9. Why this matters beyond the pizza shop

A 100-token logistic regression is not a frontier LLM. The scale differs by orders of magnitude. The failure modes do not:

Rich inference outputs (confidences, logits, token-level scores) make parameter recovery easier.
Training-adjacent UX (reviews, “top keywords,” explainability panels) leaks the feature space.
Debug / admin APIs can short-circuit the entire attack.
No rate limits / anomaly detection allow systematic probing.

Public reporting on industrial distillation campaigns (large numbers of accounts and exchanges against hosted models) is the same story with more zeros on the query count.

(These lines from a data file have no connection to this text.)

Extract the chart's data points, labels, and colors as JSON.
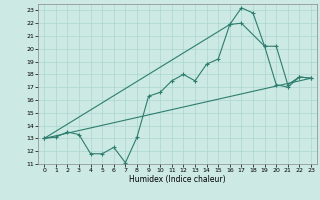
{
  "xlabel": "Humidex (Indice chaleur)",
  "background_color": "#cce9e4",
  "line_color": "#2d7d6e",
  "grid_color": "#aad6d0",
  "xlim": [
    -0.5,
    23.5
  ],
  "ylim": [
    11,
    23.5
  ],
  "xticks": [
    0,
    1,
    2,
    3,
    4,
    5,
    6,
    7,
    8,
    9,
    10,
    11,
    12,
    13,
    14,
    15,
    16,
    17,
    18,
    19,
    20,
    21,
    22,
    23
  ],
  "yticks": [
    11,
    12,
    13,
    14,
    15,
    16,
    17,
    18,
    19,
    20,
    21,
    22,
    23
  ],
  "line1_x": [
    0,
    1,
    2,
    3,
    4,
    5,
    6,
    7,
    8,
    9,
    10,
    11,
    12,
    13,
    14,
    15,
    16,
    17,
    18,
    19,
    20,
    21,
    22,
    23
  ],
  "line1_y": [
    13.0,
    13.1,
    13.5,
    13.3,
    11.8,
    11.8,
    12.3,
    11.1,
    13.1,
    16.3,
    16.6,
    17.5,
    18.0,
    17.5,
    18.8,
    19.2,
    21.9,
    23.2,
    22.8,
    20.2,
    17.2,
    17.0,
    17.8,
    17.7
  ],
  "line2_x": [
    0,
    23
  ],
  "line2_y": [
    13.0,
    17.7
  ],
  "line3_x": [
    0,
    16,
    17,
    19,
    20,
    21,
    22,
    23
  ],
  "line3_y": [
    13.0,
    21.9,
    22.0,
    20.2,
    20.2,
    17.2,
    17.8,
    17.7
  ]
}
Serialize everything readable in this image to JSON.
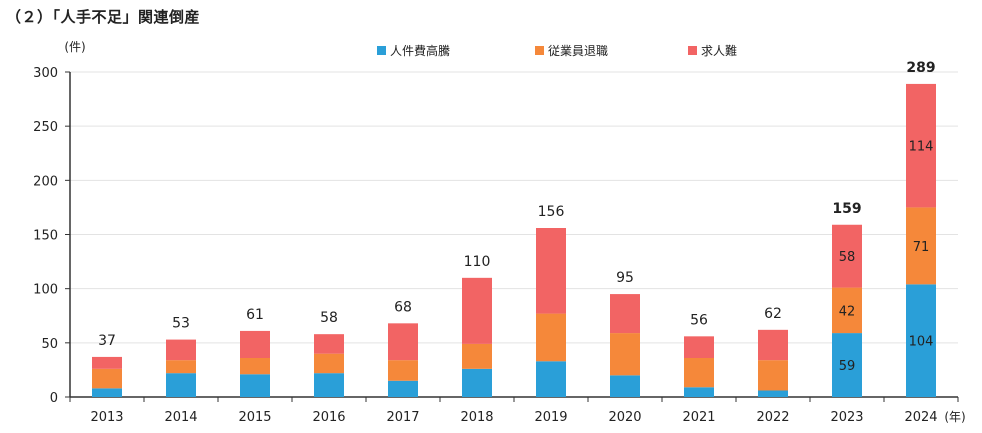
{
  "title": "（２）「人手不足」関連倒産",
  "chart_data": {
    "type": "bar",
    "stacked": true,
    "title": "（２）「人手不足」関連倒産",
    "ylabel": "(件)",
    "xlabel_unit": "(年)",
    "ylim": [
      0,
      300
    ],
    "yticks": [
      0,
      50,
      100,
      150,
      200,
      250,
      300
    ],
    "grid": true,
    "legend_placement": "top-center",
    "categories": [
      "2013",
      "2014",
      "2015",
      "2016",
      "2017",
      "2018",
      "2019",
      "2020",
      "2021",
      "2022",
      "2023",
      "2024"
    ],
    "series": [
      {
        "name": "人件費高騰",
        "color": "#2a9fd8",
        "values": [
          8,
          22,
          21,
          22,
          15,
          26,
          33,
          20,
          9,
          6,
          59,
          104
        ]
      },
      {
        "name": "従業員退職",
        "color": "#f5883a",
        "values": [
          18,
          12,
          15,
          18,
          19,
          23,
          44,
          39,
          27,
          28,
          42,
          71
        ]
      },
      {
        "name": "求人難",
        "color": "#f26464",
        "values": [
          11,
          19,
          25,
          18,
          34,
          61,
          79,
          36,
          20,
          28,
          58,
          114
        ]
      }
    ],
    "totals": [
      37,
      53,
      61,
      58,
      68,
      110,
      156,
      95,
      56,
      62,
      159,
      289
    ],
    "bold_totals": [
      "2023",
      "2024"
    ],
    "segment_labels_shown_for": [
      "2023",
      "2024"
    ]
  }
}
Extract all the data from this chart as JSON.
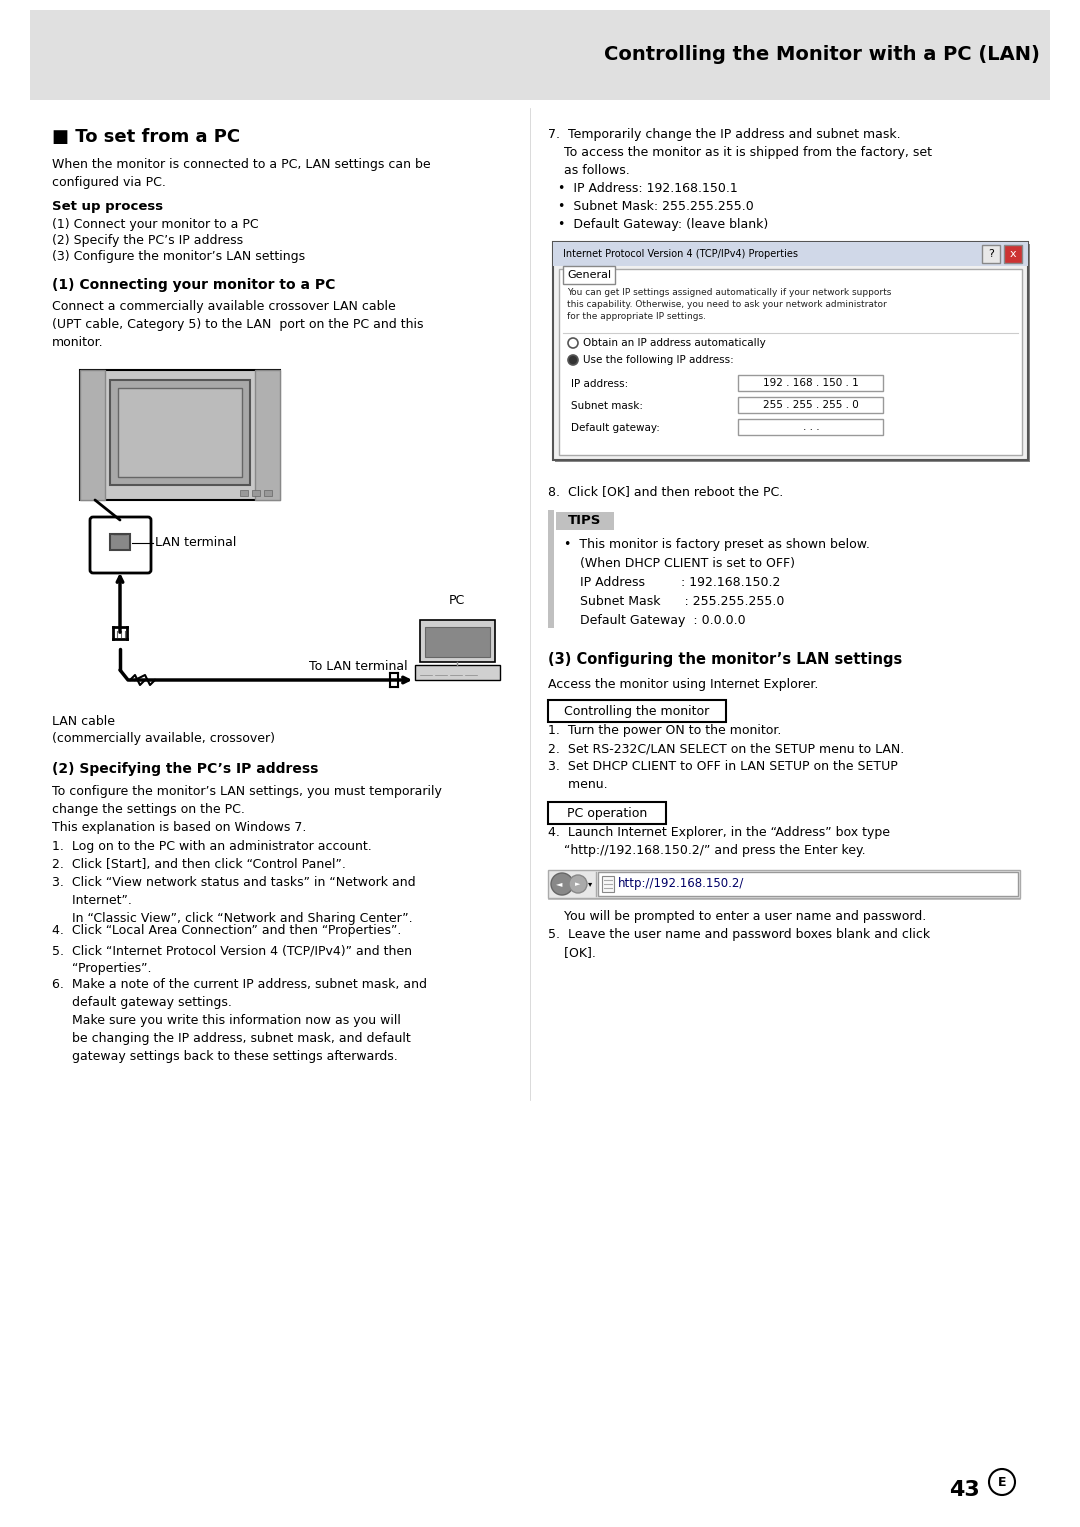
{
  "title_header": "Controlling the Monitor with a PC (LAN)",
  "header_bg": "#e0e0e0",
  "page_bg": "#ffffff",
  "section_title": "■ To set from a PC",
  "intro_text": "When the monitor is connected to a PC, LAN settings can be\nconfigured via PC.",
  "setup_heading": "Set up process",
  "setup_steps": [
    "(1) Connect your monitor to a PC",
    "(2) Specify the PC’s IP address",
    "(3) Configure the monitor’s LAN settings"
  ],
  "connect_heading": "(1) Connecting your monitor to a PC",
  "connect_text": "Connect a commercially available crossover LAN cable\n(UPT cable, Category 5) to the LAN  port on the PC and this\nmonitor.",
  "lan_terminal_label": "LAN terminal",
  "to_lan_label": "To LAN terminal",
  "pc_label": "PC",
  "lan_cable_label": "LAN cable\n(commercially available, crossover)",
  "specify_heading": "(2) Specifying the PC’s IP address",
  "specify_intro": "To configure the monitor’s LAN settings, you must temporarily\nchange the settings on the PC.\nThis explanation is based on Windows 7.",
  "specify_steps": [
    "1.  Log on to the PC with an administrator account.",
    "2.  Click [Start], and then click “Control Panel”.",
    "3.  Click “View network status and tasks” in “Network and\n     Internet”.\n     In “Classic View”, click “Network and Sharing Center”.",
    "4.  Click “Local Area Connection” and then “Properties”.",
    "5.  Click “Internet Protocol Version 4 (TCP/IPv4)” and then\n     “Properties”.",
    "6.  Make a note of the current IP address, subnet mask, and\n     default gateway settings.\n     Make sure you write this information now as you will\n     be changing the IP address, subnet mask, and default\n     gateway settings back to these settings afterwards."
  ],
  "step7_line1": "7.  Temporarily change the IP address and subnet mask.",
  "step7_line2": "    To access the monitor as it is shipped from the factory, set",
  "step7_line3": "    as follows.",
  "step7_bullets": [
    "•  IP Address: 192.168.150.1",
    "•  Subnet Mask: 255.255.255.0",
    "•  Default Gateway: (leave blank)"
  ],
  "dlg_title": "Internet Protocol Version 4 (TCP/IPv4) Properties",
  "dlg_tab": "General",
  "dlg_body": "You can get IP settings assigned automatically if your network supports\nthis capability. Otherwise, you need to ask your network administrator\nfor the appropriate IP settings.",
  "dlg_radio1": "Obtain an IP address automatically",
  "dlg_radio2": "Use the following IP address:",
  "dlg_fields": [
    [
      "IP address:",
      "192 . 168 . 150 . 1"
    ],
    [
      "Subnet mask:",
      "255 . 255 . 255 . 0"
    ],
    [
      "Default gateway:",
      ". . ."
    ]
  ],
  "step8_text": "8.  Click [OK] and then reboot the PC.",
  "tips_heading": "TIPS",
  "tips_bg": "#c0c0c0",
  "tips_text": "•  This monitor is factory preset as shown below.\n    (When DHCP CLIENT is set to OFF)\n    IP Address         : 192.168.150.2\n    Subnet Mask      : 255.255.255.0\n    Default Gateway  : 0.0.0.0",
  "config_heading": "(3) Configuring the monitor’s LAN settings",
  "config_text": "Access the monitor using Internet Explorer.",
  "control_label": "Controlling the monitor",
  "control_steps": [
    "1.  Turn the power ON to the monitor.",
    "2.  Set RS-232C/LAN SELECT on the SETUP menu to LAN.",
    "3.  Set DHCP CLIENT to OFF in LAN SETUP on the SETUP\n     menu."
  ],
  "pc_op_label": "PC operation",
  "step4_text": "4.  Launch Internet Explorer, in the “Address” box type\n    “http://192.168.150.2/” and press the Enter key.",
  "url_text": "http://192.168.150.2/",
  "step5a_text": "    You will be prompted to enter a user name and password.",
  "step5b_text": "5.  Leave the user name and password boxes blank and click\n    [OK].",
  "page_num": "43"
}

Provider terms of service typically forbid reverse engineering — which is a legal control, not a technical one.

10. Defenses I would implement

Minimize outputs: return labels without confidences/logits unless product-critical.
Rate-limit and fingerprint extraction-shaped traffic (high volume, low diversity, dictionary sweeps).
Do not expose training corpora or weight dumps in user-facing or unauthenticated APIs.
Treat explainability features as sensitive: top-token panels are feature-space leaks.
Monitor for distillation: canaries, watermarking, and account-fraud signals at LLM scale.
Separate trust boundaries: customer reviews, model training, and model serving should not casually share debug surfaces.

11. What I demonstrated

Threat modeling model extraction against a real (lab) inference API.
Experimental baseline via controlled probes (in-vocab vs out-of-vocab).
Use of attack logs and weight-comparison metrics to drive the next hypothesis.
Exploitation of training-data leakage to recover the full feature vocabulary.
Alignment of attacker preprocessing with target vectorization.
Full-vocab extraction to 100% under the lab’s scoring function.
Identification of a direct weight-disclosure endpoint as a secondary finding.
Mapping results to practical defenses for ML products.